The villagers of Rihaniya faced expulsion yet again in 1955, when "after villagers were suspected of assisting Lebanese gangs that had carried out an attack on a bus in Meron and had placed mines in Alma, Israel. A considerable number of Bedouin tents had also been established around Rihaniyya and according to Ha’aretz, it was ‘beyond any doubt’ that they were used as a base for smuggling activities and were included in the intelligence networks of neighbouring countries. A top secret report on the village written in 1956 indicated that its residents were considered unfriendly, the security services had great difficulty recruiting collaborators among the villagers, and enemy intelligence could comfortably operate among them. Altogether Rihaniyya’s border location made it difficult to supervise.
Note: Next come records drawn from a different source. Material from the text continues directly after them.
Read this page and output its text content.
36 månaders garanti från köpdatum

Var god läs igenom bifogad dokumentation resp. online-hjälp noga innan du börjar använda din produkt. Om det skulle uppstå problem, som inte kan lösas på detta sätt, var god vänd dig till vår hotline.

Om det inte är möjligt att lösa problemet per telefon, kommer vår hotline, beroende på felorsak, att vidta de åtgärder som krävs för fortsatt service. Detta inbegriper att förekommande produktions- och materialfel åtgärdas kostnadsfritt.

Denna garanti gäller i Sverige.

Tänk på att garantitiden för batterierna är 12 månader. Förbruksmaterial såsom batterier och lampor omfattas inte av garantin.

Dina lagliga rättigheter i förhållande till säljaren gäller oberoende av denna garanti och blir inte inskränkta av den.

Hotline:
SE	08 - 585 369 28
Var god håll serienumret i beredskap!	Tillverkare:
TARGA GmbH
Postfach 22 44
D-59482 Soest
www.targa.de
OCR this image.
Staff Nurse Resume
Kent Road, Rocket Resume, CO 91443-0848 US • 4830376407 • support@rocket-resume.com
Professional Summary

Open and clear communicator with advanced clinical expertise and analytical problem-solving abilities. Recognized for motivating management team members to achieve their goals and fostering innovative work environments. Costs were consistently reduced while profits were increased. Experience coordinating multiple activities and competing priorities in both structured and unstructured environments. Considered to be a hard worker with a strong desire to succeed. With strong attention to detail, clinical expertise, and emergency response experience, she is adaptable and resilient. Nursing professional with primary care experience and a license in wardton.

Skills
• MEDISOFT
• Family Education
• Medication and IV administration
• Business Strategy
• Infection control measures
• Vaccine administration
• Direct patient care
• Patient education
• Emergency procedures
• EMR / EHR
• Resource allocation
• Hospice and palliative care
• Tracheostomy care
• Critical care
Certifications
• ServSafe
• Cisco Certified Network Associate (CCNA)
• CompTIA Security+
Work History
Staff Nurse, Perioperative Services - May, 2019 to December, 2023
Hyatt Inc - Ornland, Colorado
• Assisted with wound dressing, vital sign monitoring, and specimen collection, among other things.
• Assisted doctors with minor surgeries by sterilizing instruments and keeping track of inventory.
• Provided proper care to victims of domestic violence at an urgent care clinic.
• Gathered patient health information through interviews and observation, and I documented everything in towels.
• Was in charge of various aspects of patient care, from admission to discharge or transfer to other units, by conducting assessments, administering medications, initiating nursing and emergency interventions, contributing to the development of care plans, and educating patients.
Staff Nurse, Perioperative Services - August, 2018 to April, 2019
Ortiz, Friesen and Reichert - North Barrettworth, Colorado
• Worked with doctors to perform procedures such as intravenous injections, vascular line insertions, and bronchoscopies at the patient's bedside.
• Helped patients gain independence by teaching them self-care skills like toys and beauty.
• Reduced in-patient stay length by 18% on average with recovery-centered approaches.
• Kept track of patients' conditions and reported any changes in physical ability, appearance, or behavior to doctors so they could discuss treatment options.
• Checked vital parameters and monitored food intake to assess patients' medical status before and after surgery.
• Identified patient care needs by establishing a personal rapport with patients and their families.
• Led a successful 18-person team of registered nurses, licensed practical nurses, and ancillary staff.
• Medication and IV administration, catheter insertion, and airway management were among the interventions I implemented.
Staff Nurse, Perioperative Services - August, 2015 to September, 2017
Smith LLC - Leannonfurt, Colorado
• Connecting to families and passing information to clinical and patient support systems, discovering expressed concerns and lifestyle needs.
About 20 per cent of the 70 male residents of Rihaniyya were suspected of giving shelter to infiltrators and smuggling"

==State of Israel==
Rehaniya is one of two predominantly-Circassian villages in Israel. The other one is Kfar Kama. The Circassians are Muslims who, unlike the main Israeli Arab Muslim minority, are conscripted to perform military service in the Israeli Defense Forces. Rehaniya reached local council status in 1950. The village was built in the traditional Circassian style, which has its roots in the Caucasus, and is called "walled village": the houses are built next to one another and form a protective wall around the city, whose remnants remain until 2008. In the village there is a mosque in the style of Circassian mosques in the Caucasus, and substantially different from Arab mosques. Also, the village contains a museum and a center for Circassian heritage.